Rekam Jejak Sinovac yang Vaksinnya Datang ke RI, Ada Skandal

Meski merupakan sebuah perusahaan terbuka dan mengembangkan vaksin Covid-19, kinerja sahamnya tidak sementereng pengembang vaksin Covid-19 yang terbang tinggi.Ini disebabkan karena pihak Nasdaq menghentikan perdagangan saham Sinovac. Artinya banyak investor yang tak bisa membeli saham farmasi ini.
Nasdaq menghentikan perdagangan saham dengan kode emiten SVA ini lebih dari setahun lalu tepatnya sejak 22 Februari 2019. Pada perdagangan terakhir saham Sinovac dihargai di US$ 6,47/unit.
Penghentian perdagangan saham Sinovac oleh otoritas bursa Nasdaq bukan tanpa alasan. Ini ada kaitannya dengan kasus hukum yang menjerat Sinovac dengan para investor dan pemegang sahamnya. Salah satunya adalah 1Globe Capital.
1Globe Capital merupakan salah satu perusahaan investasi berbentuk family office yang berkedudukan di Delaware, Boston, AS. Sebagai informasi, family office adalah salah satu bentuk perusahaan yang mengurusi investasi, manajemen aset, perpajakan hingga akunting para crazy rich atau keluarga high net worth individual (HNWI).
Perusahaan ini dimiliki oleh warga China yang tinggal di AS bernama Li. Dalam aktivitas sehari-harinya 1Globe Capital melakukan perdagangan dengan membeli dan menjual aset-aset ekuitas di pasar saham AS.
Berdasarkan dokumen Securities Exchange Comission (SEC) semacam badan pengawas pasar modal AS yang diperoleh CNBC Indonesia, semua berawal dari pembelian saham Sinovac oleh 1Globe pada tahun 2016.
Baik 1Globe Capital, Li maupun afiliasinya yang berkedudukan di Kanada maupun Beijing terus melakukan pembelian saham Sinovac dari yang awalnya hanya 10% menjadi lebih dari 20% dari total saham Sinovac dan menjadi beneficiary owner perusahaan biotek China itu.
Pada Februari 2016 Sinovac mendapatkan sebuah proposal dari konsorsium yang dipimpin oleh sang CEO untuk membuat Sinovac menjadi perusahaan non-publik (Grup A). Namun tak lama berselang Sinovac juga mendapatkan proposal dari konsorsium lain (Grup B).

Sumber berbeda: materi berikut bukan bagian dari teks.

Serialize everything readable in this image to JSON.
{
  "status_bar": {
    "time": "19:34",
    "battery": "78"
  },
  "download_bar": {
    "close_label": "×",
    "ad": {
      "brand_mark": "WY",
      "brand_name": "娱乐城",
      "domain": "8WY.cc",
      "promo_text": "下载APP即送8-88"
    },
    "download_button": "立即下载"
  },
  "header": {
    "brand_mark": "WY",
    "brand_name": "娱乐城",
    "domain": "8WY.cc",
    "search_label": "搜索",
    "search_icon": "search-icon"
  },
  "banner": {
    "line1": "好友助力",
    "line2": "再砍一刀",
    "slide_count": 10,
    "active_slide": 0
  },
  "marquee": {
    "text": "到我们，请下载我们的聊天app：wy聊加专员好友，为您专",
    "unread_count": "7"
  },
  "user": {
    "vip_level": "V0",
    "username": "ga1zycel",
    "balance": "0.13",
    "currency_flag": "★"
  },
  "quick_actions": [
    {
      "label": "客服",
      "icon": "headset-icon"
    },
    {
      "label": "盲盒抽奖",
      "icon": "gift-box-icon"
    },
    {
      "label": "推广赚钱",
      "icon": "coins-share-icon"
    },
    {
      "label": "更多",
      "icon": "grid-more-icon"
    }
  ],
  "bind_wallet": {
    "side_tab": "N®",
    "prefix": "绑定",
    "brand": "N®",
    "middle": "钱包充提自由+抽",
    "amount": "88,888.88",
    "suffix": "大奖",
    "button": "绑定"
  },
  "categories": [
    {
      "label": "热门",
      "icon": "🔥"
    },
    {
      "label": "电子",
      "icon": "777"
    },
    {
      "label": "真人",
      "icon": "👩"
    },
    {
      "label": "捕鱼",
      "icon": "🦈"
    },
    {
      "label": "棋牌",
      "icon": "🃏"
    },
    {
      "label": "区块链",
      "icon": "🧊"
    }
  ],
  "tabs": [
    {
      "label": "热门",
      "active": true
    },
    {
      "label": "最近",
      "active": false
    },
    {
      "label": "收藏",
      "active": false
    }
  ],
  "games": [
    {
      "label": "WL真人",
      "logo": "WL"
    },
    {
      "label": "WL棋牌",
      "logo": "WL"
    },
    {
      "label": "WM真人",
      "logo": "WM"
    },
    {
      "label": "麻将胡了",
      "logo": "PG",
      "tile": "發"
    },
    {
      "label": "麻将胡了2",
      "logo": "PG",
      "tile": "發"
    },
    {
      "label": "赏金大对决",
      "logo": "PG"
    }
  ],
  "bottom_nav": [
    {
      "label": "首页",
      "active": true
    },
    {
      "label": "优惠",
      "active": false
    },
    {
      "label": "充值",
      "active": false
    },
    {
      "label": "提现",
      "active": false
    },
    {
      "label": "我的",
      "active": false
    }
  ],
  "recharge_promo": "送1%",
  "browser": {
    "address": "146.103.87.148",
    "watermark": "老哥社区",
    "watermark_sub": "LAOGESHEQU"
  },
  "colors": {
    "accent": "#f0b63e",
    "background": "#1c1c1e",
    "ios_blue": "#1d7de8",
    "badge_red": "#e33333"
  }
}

Apabila disetujui oleh dewan direksi Sinovac, salah satu rencana tersebut membutuhkan ratifikasi dari setidaknya dua pertiga (yaitu, 66,67%) suara pemegang saham perusahaan. Kemudian Sinovac membentuk komite khusus untuk mengevaluasi proposal pesaing tersebut.
Setelah melalu diskusi yang panjang, komite khusus tersebut akhirnya menolak proposal yang diajukan oleh Grup B. Untuk menghindari aksi akuisisi paksa (hostile takeover), Sinovac akhirnya memutuskan untuk melakukan aksi korporasi lain berupa rights plan atau dalam istilah keuangannya adalah poison pill (pil racun).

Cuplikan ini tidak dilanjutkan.